Here is a list of questions I want to answer:
- Given that there is no inherent meaning to life, why are humans so driven to find it?
- Evolutionary biology may offer some insights, but then the question turns to which is the cause and which the effect?
- Is it merely a function of language and cognition?
- Other than circular logic arguments—namely, to posit ‘I prefer it that why’—, what is the logical justification for the exclusivity of property ownership if not the divine or nature vis-a-vis so-called workmanship ideal?
- Why do Libertarians frame the equality debate between opportunity and outcome and side-step equality of condition and ontological equality, the other sociological categories of equality, especially when the ‘all men are created equal‘ claim in ontological in the first place?
- What do do with the logical fallacy, Appeal to Tradition?

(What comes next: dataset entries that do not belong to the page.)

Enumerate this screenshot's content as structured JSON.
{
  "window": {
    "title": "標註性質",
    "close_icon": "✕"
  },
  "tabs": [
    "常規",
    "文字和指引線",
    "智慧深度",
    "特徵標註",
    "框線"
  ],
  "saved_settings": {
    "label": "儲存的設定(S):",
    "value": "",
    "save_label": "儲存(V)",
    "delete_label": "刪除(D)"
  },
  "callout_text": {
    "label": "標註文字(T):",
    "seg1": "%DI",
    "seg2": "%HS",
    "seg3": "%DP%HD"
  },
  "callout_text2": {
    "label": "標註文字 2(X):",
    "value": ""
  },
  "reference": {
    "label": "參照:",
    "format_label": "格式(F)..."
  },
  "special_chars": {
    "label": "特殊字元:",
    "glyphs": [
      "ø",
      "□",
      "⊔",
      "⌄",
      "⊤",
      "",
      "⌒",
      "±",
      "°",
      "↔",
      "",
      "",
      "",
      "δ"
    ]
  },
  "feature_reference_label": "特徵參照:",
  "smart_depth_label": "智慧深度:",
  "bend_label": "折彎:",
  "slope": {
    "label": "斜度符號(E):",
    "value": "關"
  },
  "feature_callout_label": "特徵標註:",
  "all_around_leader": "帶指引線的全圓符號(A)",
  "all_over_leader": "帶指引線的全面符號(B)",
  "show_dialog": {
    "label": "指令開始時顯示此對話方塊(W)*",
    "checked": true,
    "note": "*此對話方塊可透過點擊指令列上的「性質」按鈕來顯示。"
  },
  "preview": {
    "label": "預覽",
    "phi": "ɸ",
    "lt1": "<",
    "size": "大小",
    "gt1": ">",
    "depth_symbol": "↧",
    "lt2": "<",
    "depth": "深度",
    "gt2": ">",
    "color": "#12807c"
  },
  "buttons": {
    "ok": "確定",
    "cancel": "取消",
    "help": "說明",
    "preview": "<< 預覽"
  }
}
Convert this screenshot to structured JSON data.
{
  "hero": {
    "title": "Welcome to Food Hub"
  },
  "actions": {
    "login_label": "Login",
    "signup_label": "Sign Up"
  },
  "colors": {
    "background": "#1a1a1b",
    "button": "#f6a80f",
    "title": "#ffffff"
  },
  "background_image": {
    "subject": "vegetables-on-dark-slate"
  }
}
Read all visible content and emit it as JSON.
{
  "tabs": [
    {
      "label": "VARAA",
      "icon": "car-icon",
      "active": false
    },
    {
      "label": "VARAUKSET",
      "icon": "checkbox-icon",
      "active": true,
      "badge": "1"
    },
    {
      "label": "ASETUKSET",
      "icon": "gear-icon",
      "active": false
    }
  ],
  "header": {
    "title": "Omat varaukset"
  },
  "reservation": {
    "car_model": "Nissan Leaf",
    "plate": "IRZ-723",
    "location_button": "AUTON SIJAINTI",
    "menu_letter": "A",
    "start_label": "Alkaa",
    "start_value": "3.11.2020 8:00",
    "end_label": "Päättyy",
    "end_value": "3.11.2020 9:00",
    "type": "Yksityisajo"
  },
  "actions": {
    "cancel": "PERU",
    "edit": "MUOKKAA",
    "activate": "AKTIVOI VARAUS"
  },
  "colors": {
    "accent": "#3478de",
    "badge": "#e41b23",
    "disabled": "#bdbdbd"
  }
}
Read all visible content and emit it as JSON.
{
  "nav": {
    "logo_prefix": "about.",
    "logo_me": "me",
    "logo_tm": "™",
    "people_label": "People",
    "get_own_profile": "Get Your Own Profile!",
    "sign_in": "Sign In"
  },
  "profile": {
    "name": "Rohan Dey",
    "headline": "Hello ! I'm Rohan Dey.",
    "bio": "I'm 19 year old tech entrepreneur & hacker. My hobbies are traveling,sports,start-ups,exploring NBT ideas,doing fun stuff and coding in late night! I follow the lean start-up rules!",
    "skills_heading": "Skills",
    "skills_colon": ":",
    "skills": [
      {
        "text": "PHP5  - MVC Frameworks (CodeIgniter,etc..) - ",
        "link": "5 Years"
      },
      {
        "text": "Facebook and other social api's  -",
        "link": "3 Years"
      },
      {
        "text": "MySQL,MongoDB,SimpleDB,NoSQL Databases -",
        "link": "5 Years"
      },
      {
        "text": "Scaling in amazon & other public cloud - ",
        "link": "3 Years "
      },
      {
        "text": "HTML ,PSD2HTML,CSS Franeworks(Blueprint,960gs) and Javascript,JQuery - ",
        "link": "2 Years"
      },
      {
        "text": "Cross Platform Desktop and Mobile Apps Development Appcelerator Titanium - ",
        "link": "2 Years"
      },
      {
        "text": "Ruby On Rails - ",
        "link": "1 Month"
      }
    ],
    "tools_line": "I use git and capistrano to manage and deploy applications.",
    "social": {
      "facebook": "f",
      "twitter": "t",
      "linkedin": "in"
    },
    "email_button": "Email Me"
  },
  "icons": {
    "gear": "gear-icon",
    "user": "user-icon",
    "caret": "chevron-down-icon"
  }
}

- How to get beyond Wittgenstein’s language problem? In my experience, most people accept and use language uncritically. Is everything just an arbitrary function of language? As language is an arbitrary construct, and meaning may change over time and dialect, how can we create a meaningful basis for argument?
- For example, when we say we expect a ‘just’ society, justice means different things to different people. A typical use is to equate ‘just’ to ‘right’, but as there is no absolute right, there is no absolute just. Moreover, people tend to invoke just and justice, when they mean ‘my way’ and ‘vengeance’, and so the frame is relative to the framer.
- What is the way to get past injecting concepts such as value and income into premises and arguments?
- Accepting for the moment the concept of ‘state’, what is the optimal number of states, and why have more than one?